La riposte est frontale. Dans un communiqué diffusé ce jeudi, l’Union de la gauche et des écologistes s’en prend vivement aux propositions dévoilées le même jour par Jean-Michel Aulas, qu’elle qualifie de « grande supercherie » et d’exercice mêlant « fausses informations, approximations et insinuations réactionnaires ».
Le clan de Grégory Doucet estime que ces annonces ont au moins le mérite de clarifier le positionnement politique de l’ancien président de l’OL, présenté comme un « homme politique de droite réactionnaire ».
Premier angle d’attaque : le projet de méga-tunnel sous celui de Fourvière évoqué par Jean-Michel Aulas. L’Union de la gauche affirme que le candidat assume désormais un partenariat public-privé, ouvrant la voie à une infrastructure à péage. Un choix dénoncé comme une « ségrégation sociale et territoriale », qui ferait peser le financement sur les usagers du quotidien.
Le texte pointe également l’absence de concertation avec la commune de Saint-Fons, pourtant directement concernée par une sortie d’infrastructure et ses impacts en matière de pollution.
Immigration et sécurité : une ligne jugée « dangereuse »
Sur le volet régalien, les propos de Jean-Michel Aulas sur la fin des squats et une « ville sans immigration clandestine » d’ici fin 2026 sont qualifiés d’ »absurdes et dangereux ». L’Union de la gauche y voit une méconnaissance des compétences municipales et une politique de fracture sociale, susceptible de créer davantage de précarité.
« Ce vernis social, réduit à des mesures de gratuité sans gain de service, ne sut pas à masquer la vision violente de Jean-Michel Aulas sur les questions d’accueil et de solidarité. Ce qu’il propose est clair : faire rentrer Lyon dans une traque aux immigrés », dénoncent les écologistes et leurs alliés.

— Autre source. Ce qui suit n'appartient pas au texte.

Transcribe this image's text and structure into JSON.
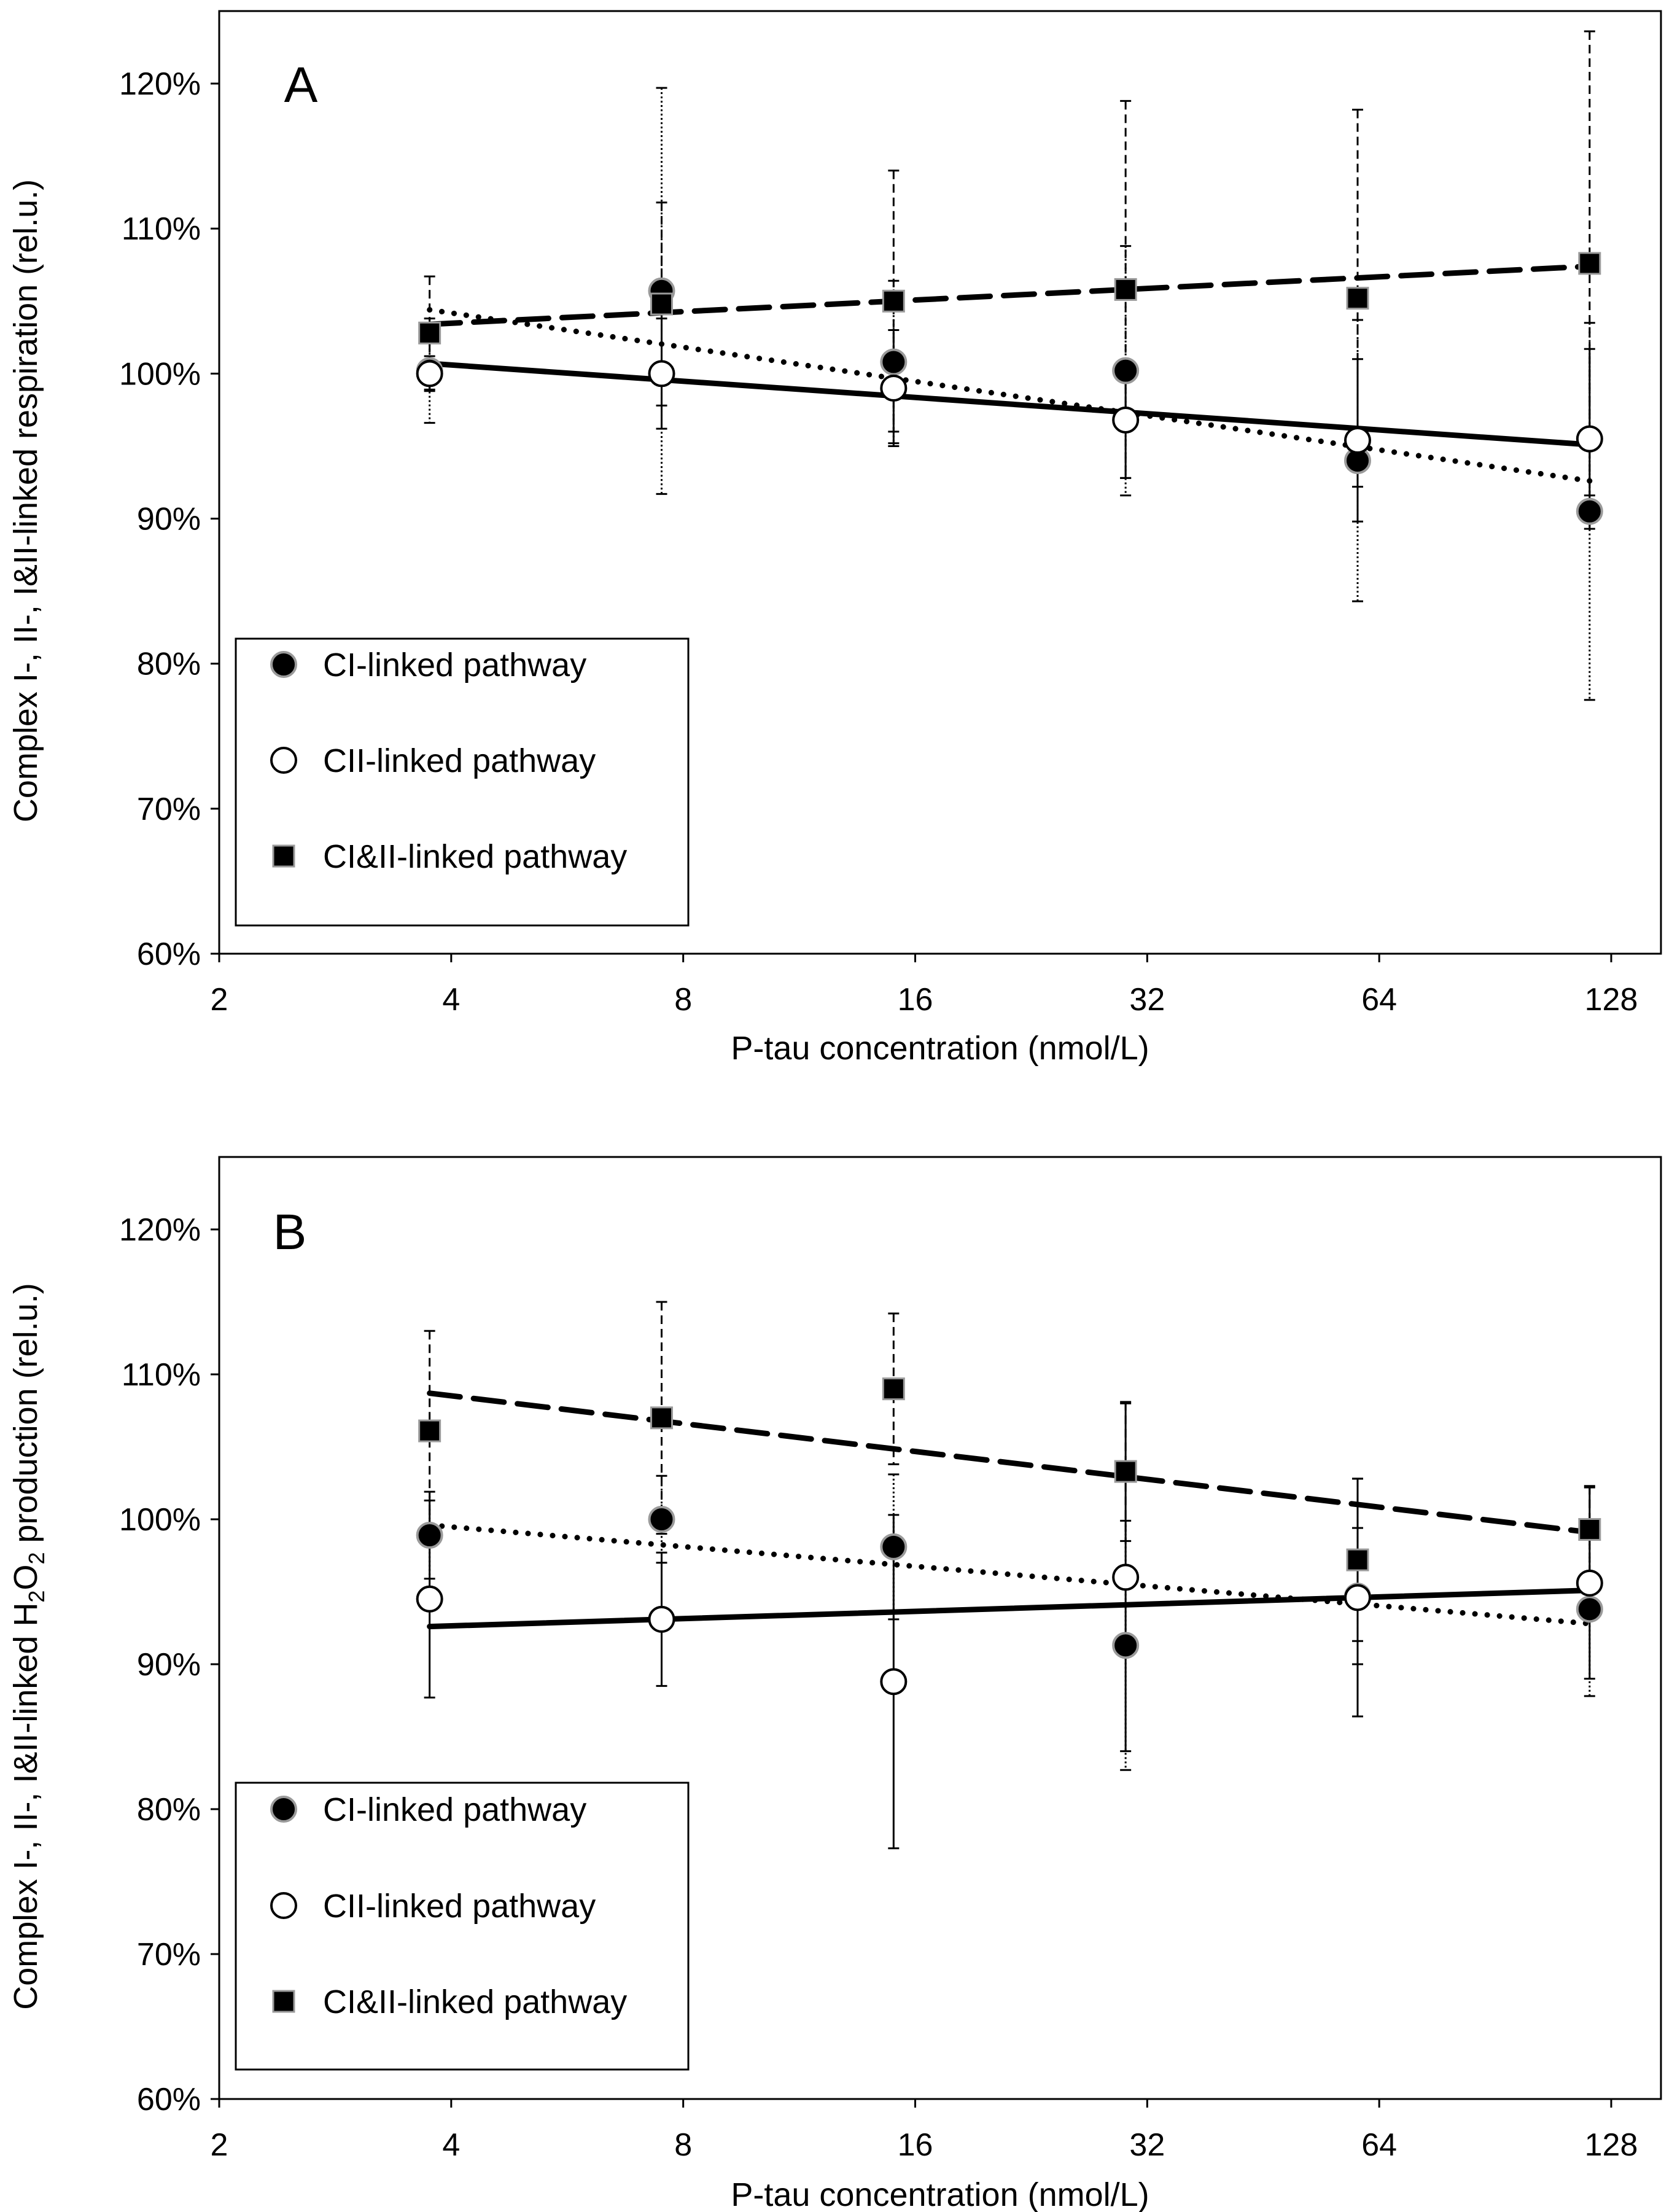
{
  "chart_data": [
    {
      "type": "scatter",
      "panel_label": "A",
      "xlabel": "P-tau concentration (nmol/L)",
      "ylabel_parts": [
        "Complex I-, II-, I&II-linked respiration  (rel.u.)"
      ],
      "x_scale": "log2",
      "xlim": [
        2,
        128
      ],
      "ylim": [
        60,
        125
      ],
      "xticks": [
        2,
        4,
        8,
        16,
        32,
        64,
        128
      ],
      "xtick_labels": [
        "2",
        "4",
        "8",
        "16",
        "32",
        "64",
        "128"
      ],
      "yticks": [
        60,
        70,
        80,
        90,
        100,
        110,
        120
      ],
      "ytick_labels": [
        "60%",
        "70%",
        "80%",
        "90%",
        "100%",
        "110%",
        "120%"
      ],
      "legend_position": "bottom-left",
      "x": [
        3.75,
        7.5,
        15,
        30,
        60,
        120
      ],
      "series": [
        {
          "name": "CI-linked pathway",
          "marker": "filled-circle",
          "trend_style": "dotted",
          "err_style": "dotted",
          "values": [
            100.2,
            105.7,
            100.8,
            100.2,
            94.0,
            90.5
          ],
          "errors": [
            3.6,
            14.0,
            5.6,
            8.6,
            9.7,
            13.0
          ],
          "trend": [
            104.4,
            92.6
          ]
        },
        {
          "name": "CII-linked pathway",
          "marker": "open-circle",
          "trend_style": "solid",
          "err_style": "solid",
          "values": [
            100.0,
            100.0,
            99.0,
            96.8,
            95.4,
            95.5
          ],
          "errors": [
            1.2,
            3.8,
            4.0,
            4.0,
            5.6,
            6.2
          ],
          "trend": [
            100.7,
            95.1
          ]
        },
        {
          "name": "CI&II-linked pathway",
          "marker": "filled-square",
          "trend_style": "dashed",
          "err_style": "dashed",
          "values": [
            102.8,
            104.8,
            105.0,
            105.8,
            105.2,
            107.6
          ],
          "errors": [
            3.9,
            7.0,
            9.0,
            13.0,
            13.0,
            16.0
          ],
          "trend": [
            103.4,
            107.4
          ]
        }
      ]
    },
    {
      "type": "scatter",
      "panel_label": "B",
      "xlabel": "P-tau concentration (nmol/L)",
      "ylabel_parts": [
        "Complex I-, II-, I&II-linked H",
        "2",
        "O",
        "2",
        " production  (rel.u.)"
      ],
      "x_scale": "log2",
      "xlim": [
        2,
        128
      ],
      "ylim": [
        60,
        125
      ],
      "xticks": [
        2,
        4,
        8,
        16,
        32,
        64,
        128
      ],
      "xtick_labels": [
        "2",
        "4",
        "8",
        "16",
        "32",
        "64",
        "128"
      ],
      "yticks": [
        60,
        70,
        80,
        90,
        100,
        110,
        120
      ],
      "ytick_labels": [
        "60%",
        "70%",
        "80%",
        "90%",
        "100%",
        "110%",
        "120%"
      ],
      "legend_position": "bottom-left",
      "x": [
        3.75,
        7.5,
        15,
        30,
        60,
        120
      ],
      "series": [
        {
          "name": "CI-linked pathway",
          "marker": "filled-circle",
          "trend_style": "dotted",
          "err_style": "dotted",
          "values": [
            98.9,
            100.0,
            98.1,
            91.3,
            94.7,
            93.8
          ],
          "errors": [
            3.0,
            3.0,
            5.0,
            8.6,
            4.7,
            6.0
          ],
          "trend": [
            99.6,
            92.8
          ]
        },
        {
          "name": "CII-linked pathway",
          "marker": "open-circle",
          "trend_style": "solid",
          "err_style": "solid",
          "values": [
            94.5,
            93.1,
            88.8,
            96.0,
            94.6,
            95.6
          ],
          "errors": [
            6.8,
            4.6,
            11.5,
            12.0,
            8.2,
            6.6
          ],
          "trend": [
            92.6,
            95.1
          ]
        },
        {
          "name": "CI&II-linked pathway",
          "marker": "filled-square",
          "trend_style": "dashed",
          "err_style": "dashed",
          "values": [
            106.1,
            107.0,
            109.0,
            103.3,
            97.2,
            99.3
          ],
          "errors": [
            6.9,
            8.0,
            5.2,
            4.8,
            5.6,
            3.0
          ],
          "trend": [
            108.7,
            99.1
          ]
        }
      ]
    }
  ]
}
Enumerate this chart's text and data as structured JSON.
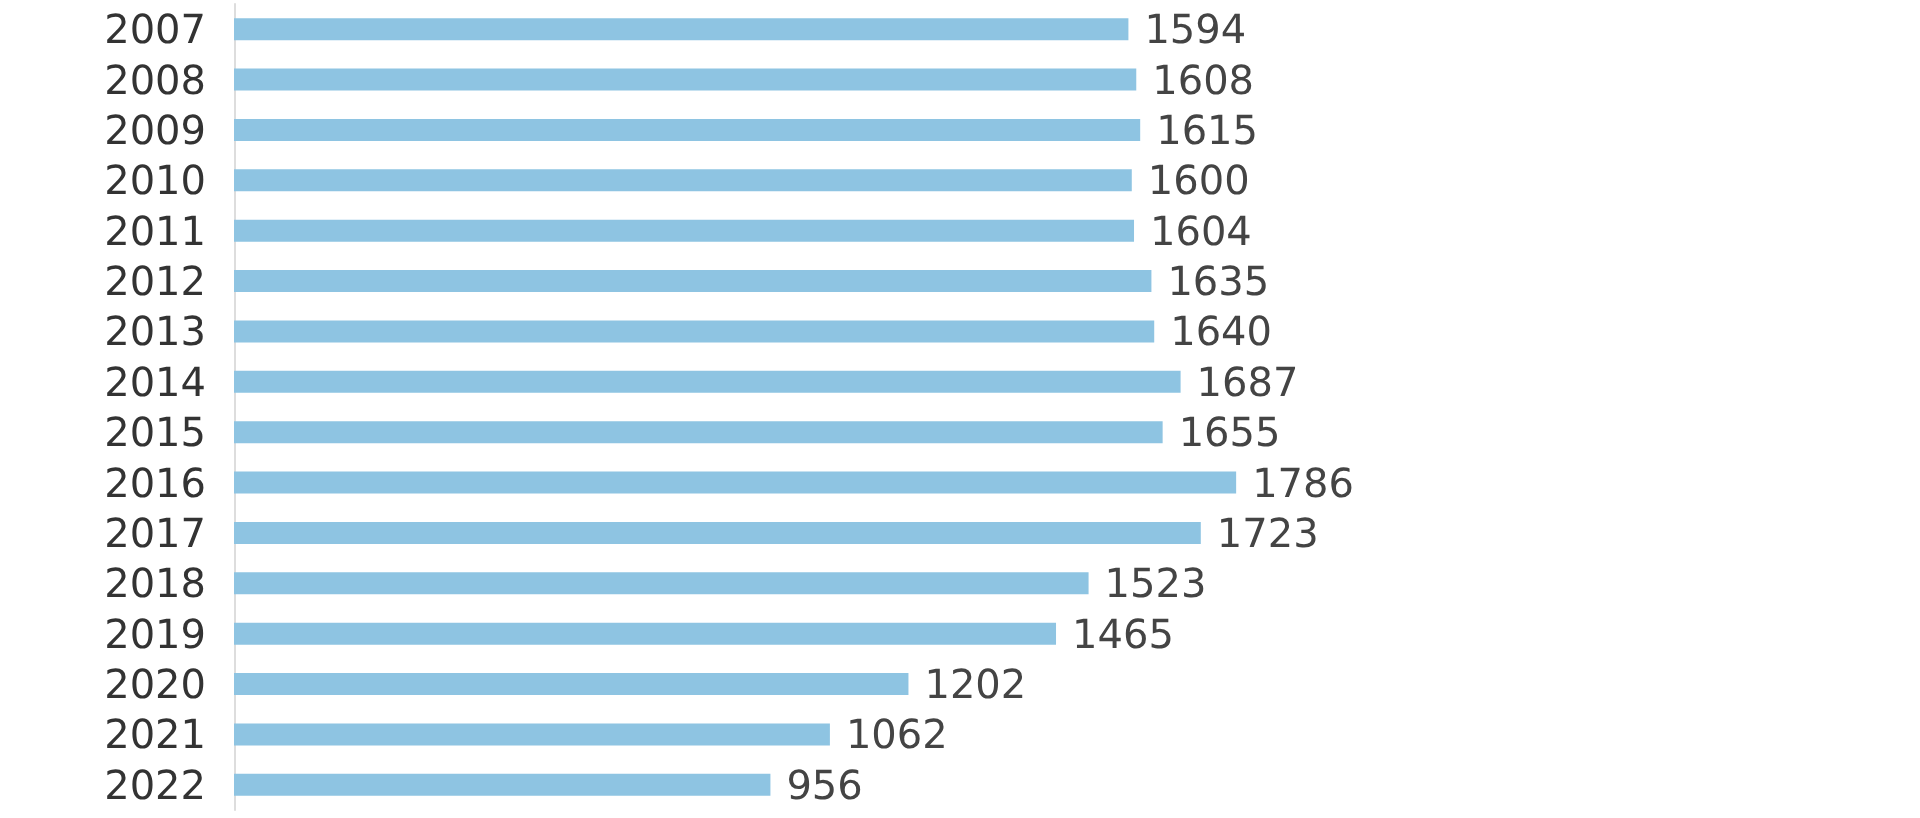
{
  "chart_data": {
    "type": "bar",
    "orientation": "horizontal",
    "categories": [
      "2007",
      "2008",
      "2009",
      "2010",
      "2011",
      "2012",
      "2013",
      "2014",
      "2015",
      "2016",
      "2017",
      "2018",
      "2019",
      "2020",
      "2021",
      "2022"
    ],
    "values": [
      1594,
      1608,
      1615,
      1600,
      1604,
      1635,
      1640,
      1687,
      1655,
      1786,
      1723,
      1523,
      1465,
      1202,
      1062,
      956
    ],
    "color": "#8ec4e2",
    "data_labels": true,
    "tick_labels": "y"
  }
}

Autre point de crispation : la gratuité de la cantine et du périscolaire, annoncée par Jean-Michel Aulas. Pour l’Union de la gauche, le coût réel serait d’au moins 30 millions d’euros par an, bien loin des estimations de 13,8 millions avancées par le candidat. En cause notamment : la perte des financements de la CAF et l’oubli du rôle central des associations d’éducation populaire, qui assurent environ 50% de l’animation périscolaire.
« Après l’acte I du Grand Stade, Jean-Michel Aulas signe l’acte II de l’emploi démesuré de l’argent public », tacle le sénateur écologiste Thomas Dossus, évoquant un projet « inutile » et financé au détriment d’autres politiques publiques essentielles. Le collectif rappelle qu’avec 30 millions d’euros, la Ville finance aujourd’hui plus de deux fois les subventions aux crèches associatives, les deux tiers du budget du CCAS, ou encore la moitié du soutien au secteur culturel.
« Lyon est une ville d’accueil et de solidarité », insiste Grégory Doucet, dénonçant des propositions jugées « brutales » et en rupture avec l’histoire sociale de la ville.